India has formally requested Pakistan to extradite Hafiz Saeed, suspected of involvement in the 2008 attacks on Mumbai, for trial in India, foreign ministry spokesperson Arindam Bagchi told reporters in a briefing on Friday.

“We have conveyed a request along with relevant supporting documents to the government of Pakistan,” Bagchi told reporters.

Reached out for comment by Dawn.com, Foreign Office Spokesperson Mumtaz Zahra Baloch said Pakistan received a request from the Indian authorities seeking Saeed’s extradition in a “so-called money laundering case”.

She added that “it is pertinent to note that no bilateral extradition treaty exists between Pakistan and India.”

Questioned about the extradition request during her weekly press briefing on Thursday, Baloch had said: “This question is based on speculative reporting and we would not like to comment on speculative reports.”

Saeed, a hardline cleric accused by the US and India of orchestrating the 2008 Mumbai attacks, has been a well-known, albeit shadowy, figure in Pakistan since the 2000s.

Though his media presence has dwindled over the years, the past decade has seen Saeed in and out of the limelight owing to crackdowns by the government on his organisation Lashkar-i-Taiba (LeT) and its charity wing, Jamaat-ud-Dawa (JuD), due to mounting international pressure.

According to the BBC, Saeed founded the LeT in the 1990s; when it was banned, the revival of Jamaat-ud-Dawa wal-Irshad — a much older organisation — was witnessed in 2002 when it was renamed Jamaat-ud-Dawa.

Though the JuD leader insists his organisation has worked for Islamic welfare, especially in the aftermath of natural disasters, the United States has maintained that the group is a front for militant activities.

In early 2017, the federal government launched a crackdown against the JuD, placing Saeed under house arrest. However, Saeed was released in November 2017 after the Lahore High Court refused to extend the period of his confinement.

In 2018, Pakistan endorsed the United Nations’ list of banned terrorist organisations by extending the ban on the outfit in Pakistan as well. Prior to this, the Securities and Exchange Commission of Pakistan had barred JuD and several other such organisations named in a list of banned outfits by the United Nations Security Council from collecting donations in the country.

The country-wide ban was imposed after former president Mamnoon Hussain amended the Anti-Terrorism Act (ATA), 1997 and issued the amended Anti-Terrorism Ordinance, 2018.

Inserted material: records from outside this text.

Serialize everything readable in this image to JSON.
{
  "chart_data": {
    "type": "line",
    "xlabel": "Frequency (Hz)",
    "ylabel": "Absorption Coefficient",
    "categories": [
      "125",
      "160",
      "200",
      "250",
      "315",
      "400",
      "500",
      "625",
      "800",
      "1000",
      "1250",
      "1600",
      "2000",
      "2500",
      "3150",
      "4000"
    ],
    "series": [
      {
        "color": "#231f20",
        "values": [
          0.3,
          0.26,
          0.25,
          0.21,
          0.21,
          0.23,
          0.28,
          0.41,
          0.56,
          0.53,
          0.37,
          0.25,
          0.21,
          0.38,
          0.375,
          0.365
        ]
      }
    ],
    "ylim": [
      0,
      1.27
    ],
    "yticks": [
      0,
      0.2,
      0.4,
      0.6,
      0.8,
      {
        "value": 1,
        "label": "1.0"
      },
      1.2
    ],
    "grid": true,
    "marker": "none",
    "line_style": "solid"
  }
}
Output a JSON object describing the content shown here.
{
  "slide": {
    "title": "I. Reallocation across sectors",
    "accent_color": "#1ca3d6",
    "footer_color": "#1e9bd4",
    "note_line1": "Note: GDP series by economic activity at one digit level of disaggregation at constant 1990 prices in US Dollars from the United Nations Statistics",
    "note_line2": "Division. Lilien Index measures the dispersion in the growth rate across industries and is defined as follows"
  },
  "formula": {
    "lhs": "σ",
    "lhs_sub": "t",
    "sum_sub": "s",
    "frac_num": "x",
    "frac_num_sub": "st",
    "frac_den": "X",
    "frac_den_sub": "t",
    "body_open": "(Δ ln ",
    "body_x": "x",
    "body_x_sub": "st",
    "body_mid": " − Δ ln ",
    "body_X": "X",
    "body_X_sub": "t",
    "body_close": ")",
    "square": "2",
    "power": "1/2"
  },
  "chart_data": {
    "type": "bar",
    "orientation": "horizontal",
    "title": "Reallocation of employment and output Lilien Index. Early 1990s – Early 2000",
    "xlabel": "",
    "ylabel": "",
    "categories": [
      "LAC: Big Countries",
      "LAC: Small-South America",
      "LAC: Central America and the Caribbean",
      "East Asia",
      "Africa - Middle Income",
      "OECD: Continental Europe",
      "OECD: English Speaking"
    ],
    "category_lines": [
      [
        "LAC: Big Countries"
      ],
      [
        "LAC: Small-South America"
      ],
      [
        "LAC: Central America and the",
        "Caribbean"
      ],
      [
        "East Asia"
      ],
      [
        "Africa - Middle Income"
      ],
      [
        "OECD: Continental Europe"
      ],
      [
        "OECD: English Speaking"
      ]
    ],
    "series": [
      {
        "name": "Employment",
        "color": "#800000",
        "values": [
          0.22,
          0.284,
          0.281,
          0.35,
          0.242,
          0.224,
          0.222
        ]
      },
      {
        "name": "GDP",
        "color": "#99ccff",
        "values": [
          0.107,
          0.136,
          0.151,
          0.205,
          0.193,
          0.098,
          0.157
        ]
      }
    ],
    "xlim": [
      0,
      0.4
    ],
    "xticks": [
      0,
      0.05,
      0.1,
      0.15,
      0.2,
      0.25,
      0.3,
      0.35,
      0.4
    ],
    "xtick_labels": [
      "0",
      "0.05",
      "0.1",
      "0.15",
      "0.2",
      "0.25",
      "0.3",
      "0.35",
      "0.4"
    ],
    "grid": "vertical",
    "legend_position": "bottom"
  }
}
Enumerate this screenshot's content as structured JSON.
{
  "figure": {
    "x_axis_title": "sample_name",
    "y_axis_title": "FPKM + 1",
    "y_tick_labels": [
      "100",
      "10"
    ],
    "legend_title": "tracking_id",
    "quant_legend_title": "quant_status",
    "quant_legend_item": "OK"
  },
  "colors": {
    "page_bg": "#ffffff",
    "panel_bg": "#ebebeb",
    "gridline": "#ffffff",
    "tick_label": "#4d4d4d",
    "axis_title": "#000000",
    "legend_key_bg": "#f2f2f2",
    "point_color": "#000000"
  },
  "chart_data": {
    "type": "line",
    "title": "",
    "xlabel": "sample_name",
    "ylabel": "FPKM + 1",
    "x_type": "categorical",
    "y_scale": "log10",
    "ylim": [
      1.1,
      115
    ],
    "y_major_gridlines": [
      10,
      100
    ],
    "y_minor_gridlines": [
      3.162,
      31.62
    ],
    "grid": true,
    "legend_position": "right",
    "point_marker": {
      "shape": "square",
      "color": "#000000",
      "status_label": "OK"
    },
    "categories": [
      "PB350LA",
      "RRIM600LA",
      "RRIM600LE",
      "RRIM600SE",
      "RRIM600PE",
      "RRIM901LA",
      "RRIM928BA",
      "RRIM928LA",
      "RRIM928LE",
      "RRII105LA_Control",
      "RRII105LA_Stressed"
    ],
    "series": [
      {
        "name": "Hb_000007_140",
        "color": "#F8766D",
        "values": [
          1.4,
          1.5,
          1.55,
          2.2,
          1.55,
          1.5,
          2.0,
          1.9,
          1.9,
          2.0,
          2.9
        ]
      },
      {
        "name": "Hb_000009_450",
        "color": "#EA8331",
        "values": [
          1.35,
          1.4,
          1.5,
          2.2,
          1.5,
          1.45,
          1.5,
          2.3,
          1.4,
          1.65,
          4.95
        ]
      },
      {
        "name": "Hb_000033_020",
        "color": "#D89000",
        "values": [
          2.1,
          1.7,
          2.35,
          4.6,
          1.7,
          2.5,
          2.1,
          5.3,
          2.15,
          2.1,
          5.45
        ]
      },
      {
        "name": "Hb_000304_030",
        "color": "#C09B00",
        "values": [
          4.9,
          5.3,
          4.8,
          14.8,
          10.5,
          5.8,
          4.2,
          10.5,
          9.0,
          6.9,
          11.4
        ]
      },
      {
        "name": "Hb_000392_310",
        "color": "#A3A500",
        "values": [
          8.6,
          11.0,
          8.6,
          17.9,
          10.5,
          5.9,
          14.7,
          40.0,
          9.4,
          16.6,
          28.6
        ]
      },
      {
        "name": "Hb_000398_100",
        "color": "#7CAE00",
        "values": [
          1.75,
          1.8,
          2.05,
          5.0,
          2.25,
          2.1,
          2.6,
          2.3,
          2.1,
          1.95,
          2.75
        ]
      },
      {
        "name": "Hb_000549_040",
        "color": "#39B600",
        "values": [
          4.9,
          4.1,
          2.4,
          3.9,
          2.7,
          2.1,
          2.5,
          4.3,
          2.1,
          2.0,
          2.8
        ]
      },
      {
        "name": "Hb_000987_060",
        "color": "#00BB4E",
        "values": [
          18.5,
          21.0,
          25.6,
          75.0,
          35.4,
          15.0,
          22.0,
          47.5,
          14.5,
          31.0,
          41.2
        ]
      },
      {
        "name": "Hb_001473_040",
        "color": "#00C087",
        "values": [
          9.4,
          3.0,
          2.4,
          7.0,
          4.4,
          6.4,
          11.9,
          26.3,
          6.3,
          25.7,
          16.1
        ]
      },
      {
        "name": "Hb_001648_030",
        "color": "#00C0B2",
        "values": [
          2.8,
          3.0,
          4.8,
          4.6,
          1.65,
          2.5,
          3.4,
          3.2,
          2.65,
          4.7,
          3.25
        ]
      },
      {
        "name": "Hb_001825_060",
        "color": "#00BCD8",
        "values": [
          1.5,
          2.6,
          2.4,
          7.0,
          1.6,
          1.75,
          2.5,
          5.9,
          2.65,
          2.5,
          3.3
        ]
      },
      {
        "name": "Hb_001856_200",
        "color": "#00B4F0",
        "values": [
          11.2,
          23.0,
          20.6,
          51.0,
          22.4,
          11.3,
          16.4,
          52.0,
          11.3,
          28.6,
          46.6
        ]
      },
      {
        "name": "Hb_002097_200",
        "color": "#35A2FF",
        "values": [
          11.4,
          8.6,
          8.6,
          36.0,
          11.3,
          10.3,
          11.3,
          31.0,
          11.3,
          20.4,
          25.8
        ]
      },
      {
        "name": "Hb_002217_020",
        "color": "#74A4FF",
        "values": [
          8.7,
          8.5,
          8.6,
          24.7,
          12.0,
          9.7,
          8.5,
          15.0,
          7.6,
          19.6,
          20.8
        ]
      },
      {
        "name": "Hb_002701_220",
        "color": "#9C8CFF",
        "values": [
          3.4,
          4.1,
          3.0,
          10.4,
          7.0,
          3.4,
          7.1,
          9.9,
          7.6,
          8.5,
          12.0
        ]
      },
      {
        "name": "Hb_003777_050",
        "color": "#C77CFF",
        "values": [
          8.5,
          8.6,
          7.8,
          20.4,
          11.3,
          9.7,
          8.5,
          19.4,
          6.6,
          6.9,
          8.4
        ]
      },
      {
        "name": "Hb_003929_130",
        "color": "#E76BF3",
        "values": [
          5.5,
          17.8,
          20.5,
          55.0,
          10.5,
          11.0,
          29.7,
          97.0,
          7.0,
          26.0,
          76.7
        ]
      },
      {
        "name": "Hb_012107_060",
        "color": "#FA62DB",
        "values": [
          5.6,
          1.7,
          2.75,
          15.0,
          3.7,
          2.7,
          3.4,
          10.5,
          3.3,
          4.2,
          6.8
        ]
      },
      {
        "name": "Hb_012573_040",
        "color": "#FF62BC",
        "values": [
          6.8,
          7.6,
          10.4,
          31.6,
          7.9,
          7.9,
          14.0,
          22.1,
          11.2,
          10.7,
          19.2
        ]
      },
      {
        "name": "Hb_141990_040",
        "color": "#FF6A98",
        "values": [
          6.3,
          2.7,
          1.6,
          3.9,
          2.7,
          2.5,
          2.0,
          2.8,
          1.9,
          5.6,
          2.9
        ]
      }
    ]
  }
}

The JuD chief was arrested once more by the Counter Terrorism Department (CTD) in July 2019, while he was travelling from Lahore to Gujranwala. Prior to his arrest, 23 first information reports were registered against JuD leaders, including Saeed and JuD Naib Emir Abdul Rehman Makki, at police stations in Lahore, Gujranwala, Multan, Faisalabad and Sargodha.

An anti-terrorism court awarded him a combined sentence of 33 years imprisonment in April 2022 in two cases of terror financing registered by the CTD.